The transaction includes the BP’s entire 16.67% working interest in the CWLH fields, subsea infrastructure, FPSO, and full abandonment liabilities estimated at US$82 million. Jadestone said it will also pay US$41 million upfront into the decommissioning trust fund for the assets.
Jadestone will make further payments to the decommissioning trust fund via two equal instalments of US$20.5 million payable on or about 31 December 2022 and 31 December 2023.
One industry source told Energy Voice that “it is easy cash flow. Back dated deal to 2020, which means the asset is paid for by the time the deal closes. And it is likely the liability is also funded by then as well. And it is non-operated, run by the North West Shelf JV, so I suspect the Australia regulator, NOPSEMA, will let it go through.”
A recent independent expert report prepared for the operator of the North West Shelf Oil Project valued a 16.67% stake at approximately US$80 million, based on an effective date of 1 January 2022, said Jadestone.
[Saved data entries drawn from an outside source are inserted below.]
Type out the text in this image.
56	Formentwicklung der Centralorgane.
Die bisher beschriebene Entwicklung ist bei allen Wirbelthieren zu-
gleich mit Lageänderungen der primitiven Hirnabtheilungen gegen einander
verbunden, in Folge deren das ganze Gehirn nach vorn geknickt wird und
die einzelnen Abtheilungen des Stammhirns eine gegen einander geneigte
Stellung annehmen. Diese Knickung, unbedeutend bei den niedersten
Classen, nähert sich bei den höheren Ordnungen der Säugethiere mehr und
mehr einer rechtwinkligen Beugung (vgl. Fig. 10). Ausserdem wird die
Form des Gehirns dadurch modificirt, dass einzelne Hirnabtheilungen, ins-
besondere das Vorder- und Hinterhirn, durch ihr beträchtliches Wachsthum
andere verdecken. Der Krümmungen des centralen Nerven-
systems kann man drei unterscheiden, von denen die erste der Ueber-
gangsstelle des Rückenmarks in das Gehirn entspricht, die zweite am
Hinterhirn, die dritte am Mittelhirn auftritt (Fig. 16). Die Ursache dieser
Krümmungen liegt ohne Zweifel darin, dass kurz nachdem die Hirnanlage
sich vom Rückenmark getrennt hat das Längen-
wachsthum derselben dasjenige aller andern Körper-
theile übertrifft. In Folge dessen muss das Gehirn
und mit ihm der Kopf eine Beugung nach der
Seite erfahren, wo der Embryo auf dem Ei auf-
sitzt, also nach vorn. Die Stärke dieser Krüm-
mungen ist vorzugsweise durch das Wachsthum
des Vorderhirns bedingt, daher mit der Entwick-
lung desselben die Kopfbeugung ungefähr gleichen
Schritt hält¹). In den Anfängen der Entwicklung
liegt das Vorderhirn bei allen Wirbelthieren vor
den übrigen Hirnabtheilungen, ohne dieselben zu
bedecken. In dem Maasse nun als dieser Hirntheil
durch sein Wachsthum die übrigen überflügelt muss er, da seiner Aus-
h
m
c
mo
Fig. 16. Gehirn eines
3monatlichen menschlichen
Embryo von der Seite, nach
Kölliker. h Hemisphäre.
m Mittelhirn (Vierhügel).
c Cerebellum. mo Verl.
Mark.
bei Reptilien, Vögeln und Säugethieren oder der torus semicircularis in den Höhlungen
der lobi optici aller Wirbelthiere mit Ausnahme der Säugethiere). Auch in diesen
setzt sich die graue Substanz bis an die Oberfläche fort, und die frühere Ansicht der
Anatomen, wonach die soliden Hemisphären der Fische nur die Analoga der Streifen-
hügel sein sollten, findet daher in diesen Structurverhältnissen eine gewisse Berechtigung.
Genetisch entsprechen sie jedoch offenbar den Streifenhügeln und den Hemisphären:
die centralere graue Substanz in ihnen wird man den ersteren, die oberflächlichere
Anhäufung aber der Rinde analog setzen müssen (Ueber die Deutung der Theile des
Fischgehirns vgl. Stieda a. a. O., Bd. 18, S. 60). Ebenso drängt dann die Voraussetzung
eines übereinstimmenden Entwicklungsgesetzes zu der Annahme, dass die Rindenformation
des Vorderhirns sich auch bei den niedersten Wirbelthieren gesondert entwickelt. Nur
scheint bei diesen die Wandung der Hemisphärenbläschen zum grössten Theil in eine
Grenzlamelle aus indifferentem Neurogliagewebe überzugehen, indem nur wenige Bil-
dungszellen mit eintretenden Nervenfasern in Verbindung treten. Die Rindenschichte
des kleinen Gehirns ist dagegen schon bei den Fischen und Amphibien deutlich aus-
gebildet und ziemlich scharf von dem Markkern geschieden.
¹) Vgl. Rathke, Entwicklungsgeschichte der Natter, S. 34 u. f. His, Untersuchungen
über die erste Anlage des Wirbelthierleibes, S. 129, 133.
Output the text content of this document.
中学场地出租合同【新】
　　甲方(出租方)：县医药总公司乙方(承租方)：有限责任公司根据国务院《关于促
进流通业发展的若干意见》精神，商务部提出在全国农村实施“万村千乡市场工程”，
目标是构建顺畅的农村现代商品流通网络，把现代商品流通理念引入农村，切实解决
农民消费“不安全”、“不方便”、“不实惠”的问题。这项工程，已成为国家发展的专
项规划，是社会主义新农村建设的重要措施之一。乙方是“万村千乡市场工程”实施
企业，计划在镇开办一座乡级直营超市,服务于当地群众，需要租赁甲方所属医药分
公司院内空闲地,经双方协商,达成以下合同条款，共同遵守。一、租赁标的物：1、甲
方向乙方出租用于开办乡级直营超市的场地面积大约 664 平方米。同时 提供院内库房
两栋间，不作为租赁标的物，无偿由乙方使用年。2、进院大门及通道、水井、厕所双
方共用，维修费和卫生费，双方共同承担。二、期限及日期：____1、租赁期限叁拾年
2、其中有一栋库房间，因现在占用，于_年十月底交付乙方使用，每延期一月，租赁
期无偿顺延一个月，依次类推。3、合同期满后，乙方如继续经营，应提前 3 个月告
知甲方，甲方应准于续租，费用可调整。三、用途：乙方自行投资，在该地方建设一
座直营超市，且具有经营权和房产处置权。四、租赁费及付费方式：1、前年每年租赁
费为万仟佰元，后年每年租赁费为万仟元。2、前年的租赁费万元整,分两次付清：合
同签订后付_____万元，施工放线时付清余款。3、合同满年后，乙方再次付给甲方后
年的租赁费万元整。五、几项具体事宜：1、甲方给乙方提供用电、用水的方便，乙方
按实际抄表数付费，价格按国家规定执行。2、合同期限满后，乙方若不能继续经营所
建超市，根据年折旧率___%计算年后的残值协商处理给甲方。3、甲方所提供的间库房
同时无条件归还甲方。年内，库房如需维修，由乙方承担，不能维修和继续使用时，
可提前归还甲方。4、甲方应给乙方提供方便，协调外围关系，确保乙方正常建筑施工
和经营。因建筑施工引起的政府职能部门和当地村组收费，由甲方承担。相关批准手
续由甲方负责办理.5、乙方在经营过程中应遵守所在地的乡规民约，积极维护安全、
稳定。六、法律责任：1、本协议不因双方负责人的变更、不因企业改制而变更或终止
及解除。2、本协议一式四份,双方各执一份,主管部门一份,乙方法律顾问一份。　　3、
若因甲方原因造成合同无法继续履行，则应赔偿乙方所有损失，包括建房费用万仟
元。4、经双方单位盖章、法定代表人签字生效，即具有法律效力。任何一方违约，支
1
Cash flow positive oil production of approximately 2,100 bbls/d net to Jadestone, based on average production from the North West Shelf Oil Project in 2021.
Oil production from the North West Shelf Oil Project is low-sulphur, low-density and commands a premium to Brent, added Jadestone.
Unit operating costs for the Seller’s interest are estimated at US$22-23/bbl, and would be accretive to the company’s current unit operating cost guidance for 2022 of US$23-28/bbl.
The acquired assets are expected to generate EBITDA of approximately US$40 million in 2023 at a realised oil price of US$100/bbl.
Potential to add incremental reserves through infill drilling, targeting unswept oil across all four fields; and opportunity to extend asset life beyond 2031 (the initial design life of the Okha FPSO).